Dentro da quadra também era assim. Enquanto Paula, Hortência e Janeth apareciam nas estatísticas de pontos e nos melhores momentos exibidos na TV, Ruth era quem estava no garrafão se acotovelando pelos rebotes. Era a pivô, sempre conhecida pelo corpanzil, que fazia os bloqueios para as estrelas brilharem.

"O simples tava bom para ela. Ela não precisava de muito para estar feliz, viver. Ela tinha um humor meio inteligente, que cutucava. Ela era simples. Era uma pessoa que não queria mais do que ter os amigos, ficar perto da família", conta a Magic.

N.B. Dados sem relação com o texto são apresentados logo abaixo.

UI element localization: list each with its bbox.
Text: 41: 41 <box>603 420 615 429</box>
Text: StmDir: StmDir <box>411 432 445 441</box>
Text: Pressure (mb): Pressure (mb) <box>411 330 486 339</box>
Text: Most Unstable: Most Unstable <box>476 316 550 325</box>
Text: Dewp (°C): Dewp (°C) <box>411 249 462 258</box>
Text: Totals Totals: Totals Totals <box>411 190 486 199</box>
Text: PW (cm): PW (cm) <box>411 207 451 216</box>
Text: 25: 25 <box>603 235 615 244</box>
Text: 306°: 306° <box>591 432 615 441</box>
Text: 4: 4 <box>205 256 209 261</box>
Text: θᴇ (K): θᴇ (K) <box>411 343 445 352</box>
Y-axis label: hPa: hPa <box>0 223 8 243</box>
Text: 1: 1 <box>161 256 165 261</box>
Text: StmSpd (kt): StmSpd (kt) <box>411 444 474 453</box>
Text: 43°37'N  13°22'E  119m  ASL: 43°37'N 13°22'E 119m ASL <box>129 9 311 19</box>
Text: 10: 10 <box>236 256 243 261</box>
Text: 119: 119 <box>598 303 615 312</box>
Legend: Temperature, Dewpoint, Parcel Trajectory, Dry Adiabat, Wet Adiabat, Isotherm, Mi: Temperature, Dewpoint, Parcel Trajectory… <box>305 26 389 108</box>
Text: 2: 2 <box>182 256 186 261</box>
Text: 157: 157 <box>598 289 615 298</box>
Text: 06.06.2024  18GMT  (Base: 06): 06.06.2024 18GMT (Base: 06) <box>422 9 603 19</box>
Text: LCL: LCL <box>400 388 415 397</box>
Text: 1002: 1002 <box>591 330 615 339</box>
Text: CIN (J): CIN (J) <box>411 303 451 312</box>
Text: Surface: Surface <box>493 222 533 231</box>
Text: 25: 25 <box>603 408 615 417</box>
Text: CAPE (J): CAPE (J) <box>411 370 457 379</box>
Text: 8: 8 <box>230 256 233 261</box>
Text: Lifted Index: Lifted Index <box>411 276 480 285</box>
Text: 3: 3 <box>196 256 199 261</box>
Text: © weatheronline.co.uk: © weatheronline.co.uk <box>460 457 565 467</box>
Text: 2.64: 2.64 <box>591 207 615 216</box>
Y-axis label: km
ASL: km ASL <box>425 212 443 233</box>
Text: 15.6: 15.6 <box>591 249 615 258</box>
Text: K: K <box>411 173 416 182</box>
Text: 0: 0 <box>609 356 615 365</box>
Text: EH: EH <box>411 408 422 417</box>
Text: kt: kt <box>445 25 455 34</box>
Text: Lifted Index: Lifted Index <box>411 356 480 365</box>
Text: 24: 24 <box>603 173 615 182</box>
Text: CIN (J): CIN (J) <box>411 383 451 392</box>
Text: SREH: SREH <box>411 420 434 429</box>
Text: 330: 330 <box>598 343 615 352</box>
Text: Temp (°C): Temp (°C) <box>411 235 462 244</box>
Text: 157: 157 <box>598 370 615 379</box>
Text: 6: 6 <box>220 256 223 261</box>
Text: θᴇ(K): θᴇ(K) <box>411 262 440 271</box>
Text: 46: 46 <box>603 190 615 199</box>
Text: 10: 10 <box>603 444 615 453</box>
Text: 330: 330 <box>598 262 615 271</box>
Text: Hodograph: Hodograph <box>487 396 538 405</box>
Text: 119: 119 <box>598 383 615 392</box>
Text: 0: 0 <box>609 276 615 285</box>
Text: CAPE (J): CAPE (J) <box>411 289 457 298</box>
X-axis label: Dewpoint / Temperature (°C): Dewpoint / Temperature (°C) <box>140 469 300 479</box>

Ruth no Pan - Divulgação/CBB - Divulgação/CBB
Ruth recebe medalha do Pan de 1991 das mãos de Fidel Castro
Imagem: Divulgação/CBB

Entre o Mundial de 1986 e a Olimpíada de Atlanta, quando o Brasil foi prata, Ruth serviu a seleção brasileira durante 10 anos. Foi campeã do Pan de Havana, quando a seleção brasileira encantou Fidel Castro, quase pôs tudo a perder errando um lance livre decisivo no Pré-Olímpico de Vigo, em 1992, que classificou o Brasil para sua primeira Olimpíada no basquete feminino, e era a pivô mais velha da equipe campeã mundial em 1994.

"Uma coisa que me marcou muito no Mundial foi uma reunião que fizemos somente entre nós, as pivôs. Nos encontramos no quarto da Alessandra e da Cíntia e fizemos um pacto de jogarmos como nunca, para acabar com aquela história de que 'no Brasil não tinha pivô'. Acho que só quem participou dessa reunião sabe disso. Não contamos para ninguém. E deu certo, pois o resultado todo mundo conhece", contou Ruth na entrevista de 2009 ao Painel do Basquete Feminino.

Por clubes, Ruth jogou na Unimep de Piracicaba, no BCN Piracicaba, no BCN Osasco e Unimed de Araçatuba. Aposentou-se cedo, no fim dos anos 1990, e voltou rapidamente para Três Lagoas, onde passou a ser professora da escolinha municipal de basquete. No vídeo gravado na quadra da cidade, ela deixou seu último recado:

"Devo muito a Deus, porque consegui chegar à seleção e fui oito anos titular absoluta da seleção brasileira. Isso foi muita dedicação. É bacana, mas tem muito choro, muita dor, muita vontade de desistir. Mas você tem que saber onde você quer chegar. Isso é o mais importante para você vencer na vida".